Before the Auction
for Sarah

Out back the fire’s locked & loaded. The mirror glass has exploded
from contact with the heat & snow. & maybe

you need to know I always dreamt of coming back.
Of the black cornfields, flecked with mildewed dead,

roots of what went meaningfully before. That I always meant
to take the dishes & the wedding spoons. But then.

The more reality emerges, the more it thistles over,
mists, loses its surge & urgency.

Last night we drove Speak Lake & the game preserve & past
the A-frame where Anke lived. The grass is high

where we did not stay to cut it down. Dad says yes
he does need seven jars of cumin seed.

He has kept. Sometimes you need. We burn the fur coat
& the brim of a straw hat, sans its bowl. You know,

I pretend there’s no home in home. But I do miss the hymns,
the small, hard apples with their dimpled skin. I do miss

things. Somewhere, at the heart, this refusal to depart love or dread
from a chipped nesting dove, a coffee mug. All these changes.

Lord, I mean, he wants to take the extra flanges in case
of toilet repair. He wants the box of sand. The bird cage.

All this refuse, love, all this junk in its wake, in its light. Sister, we sing
instead. Those notes in your full voice, rise like embers in the night.

 

 

Selling the Farmhouse at Auction

All war, this year, all war. So consider everything dead.
The deer’s huge belly exploded on the road. The aluminum

siding, the six-pack gameday threads, obliterated.
Consider this loneliness a war on globally owned utility.

Consider what you thought was happening to you
was actually happening to your energy, a distraction,

healing yourself even as the roof wept, the furnace choked.
Consider in a war all the dirty air. Smokestacks, furnace grime.

A bare-faced man who’s come to assay the property line.
Imagine your wife left you and took the toaster, too.

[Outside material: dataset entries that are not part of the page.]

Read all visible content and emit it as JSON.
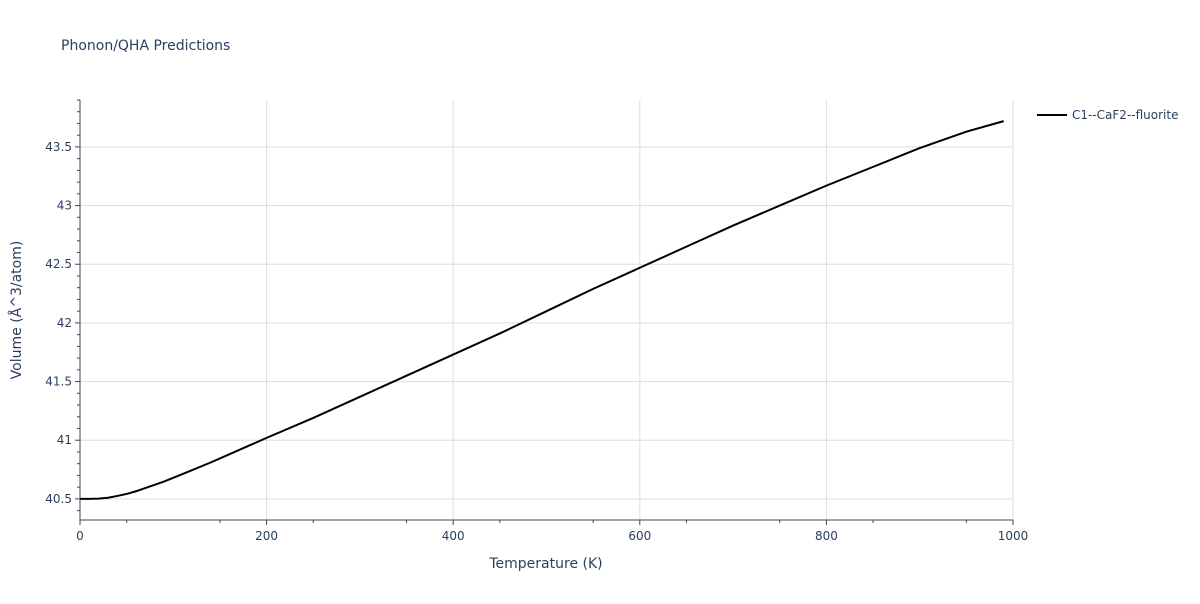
{
  "chart_data": {
    "type": "line",
    "title": "Phonon/QHA Predictions",
    "xlabel": "Temperature (K)",
    "ylabel": "Volume (Å^3/atom)",
    "xlim": [
      0,
      1000
    ],
    "ylim": [
      40.32,
      43.9
    ],
    "xticks": [
      0,
      200,
      400,
      600,
      800,
      1000
    ],
    "xtick_labels": [
      "0",
      "200",
      "400",
      "600",
      "800",
      "1000"
    ],
    "yticks": [
      40.5,
      41,
      41.5,
      42,
      42.5,
      43,
      43.5
    ],
    "ytick_labels": [
      "40.5",
      "41",
      "41.5",
      "42",
      "42.5",
      "43",
      "43.5"
    ],
    "grid": true,
    "legend_position": "top-right",
    "series": [
      {
        "name": "C1--CaF2--fluorite",
        "color": "#000000",
        "x": [
          0,
          10,
          20,
          30,
          40,
          50,
          60,
          70,
          80,
          90,
          100,
          120,
          140,
          160,
          180,
          200,
          250,
          300,
          350,
          400,
          450,
          500,
          550,
          600,
          650,
          700,
          750,
          800,
          850,
          900,
          950,
          990
        ],
        "y": [
          40.5,
          40.5,
          40.502,
          40.51,
          40.525,
          40.542,
          40.565,
          40.592,
          40.62,
          40.648,
          40.68,
          40.745,
          40.81,
          40.88,
          40.95,
          41.02,
          41.19,
          41.37,
          41.55,
          41.73,
          41.91,
          42.1,
          42.29,
          42.47,
          42.65,
          42.83,
          43.0,
          43.17,
          43.33,
          43.49,
          43.63,
          43.72
        ]
      }
    ]
  }
}
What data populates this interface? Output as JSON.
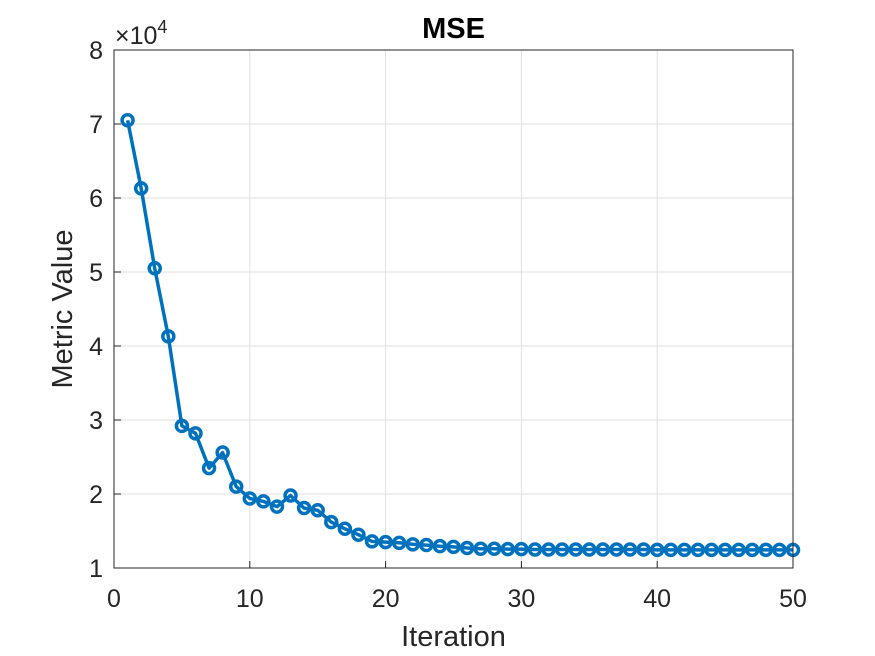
{
  "chart_data": {
    "type": "line",
    "title": "MSE",
    "xlabel": "Iteration",
    "ylabel": "Metric Value",
    "y_multiplier_label": "×10",
    "y_multiplier_exponent": "4",
    "xlim": [
      0,
      50
    ],
    "ylim": [
      10000,
      80000
    ],
    "xticks": [
      0,
      10,
      20,
      30,
      40,
      50
    ],
    "yticks": [
      1,
      2,
      3,
      4,
      5,
      6,
      7,
      8
    ],
    "grid": true,
    "marker": "circle",
    "line_color": "#0072BD",
    "series": [
      {
        "x": [
          1,
          2,
          3,
          4,
          5,
          6,
          7,
          8,
          9,
          10,
          11,
          12,
          13,
          14,
          15,
          16,
          17,
          18,
          19,
          20,
          21,
          22,
          23,
          24,
          25,
          26,
          27,
          28,
          29,
          30,
          31,
          32,
          33,
          34,
          35,
          36,
          37,
          38,
          39,
          40,
          41,
          42,
          43,
          44,
          45,
          46,
          47,
          48,
          49,
          50
        ],
        "values": [
          70500,
          61300,
          50500,
          41300,
          29200,
          28200,
          23500,
          25600,
          21000,
          19400,
          19000,
          18300,
          19800,
          18100,
          17800,
          16200,
          15300,
          14500,
          13600,
          13500,
          13400,
          13200,
          13100,
          12950,
          12850,
          12700,
          12600,
          12600,
          12550,
          12550,
          12500,
          12500,
          12500,
          12500,
          12500,
          12500,
          12500,
          12500,
          12500,
          12450,
          12450,
          12450,
          12450,
          12450,
          12450,
          12450,
          12450,
          12450,
          12450,
          12450
        ]
      }
    ]
  }
}
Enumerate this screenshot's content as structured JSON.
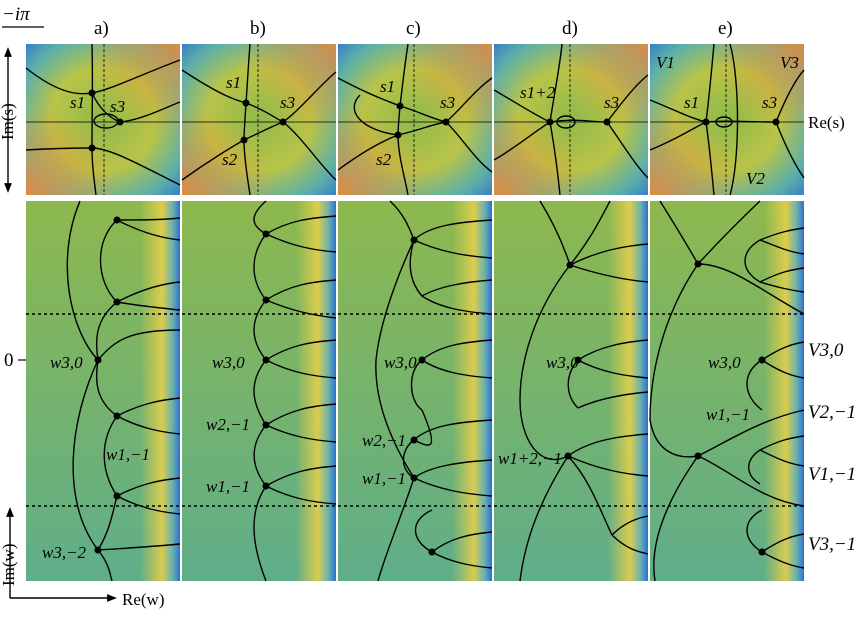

Took winter potatoes all talcum crust with purple toes. Imagine
your son-in-law constructing rockets. Your daughters making policy.

Imagine vengeance is mine sayeth the good wheat.
All wars pleading land as an absurd canvas, land which is never

enough, just a language of marriage and accession,
a mattress on which old men fight their only

remaining wars of possession. Well, I didn’t want the land, exactly.
We can’t care for it. We don’t have the beseeching down.

Don’t have time to applaud farm kill, drive reckless four wheelers,
survey bodies lying in sad ditches with brown-eyed witches.

We don’t have rent for our own air mattresses,
our once-horizons, drinking autumn hexenes,

staring down a decaying porch rail. I don’t know what we consider
a war loss, anymore, versus a love loss versus, well,

just a dropped possessive. And this idea, retribution, well
it hangs on the crooked tree frames, on the mildewed tile.

The house may fetch a fair price at auction, but you can never
return. Just a war of two grim loves lacing into one another.

The silver-whiskered boxwood in spring.
The auctioneer says take it or leave it, it is what it is.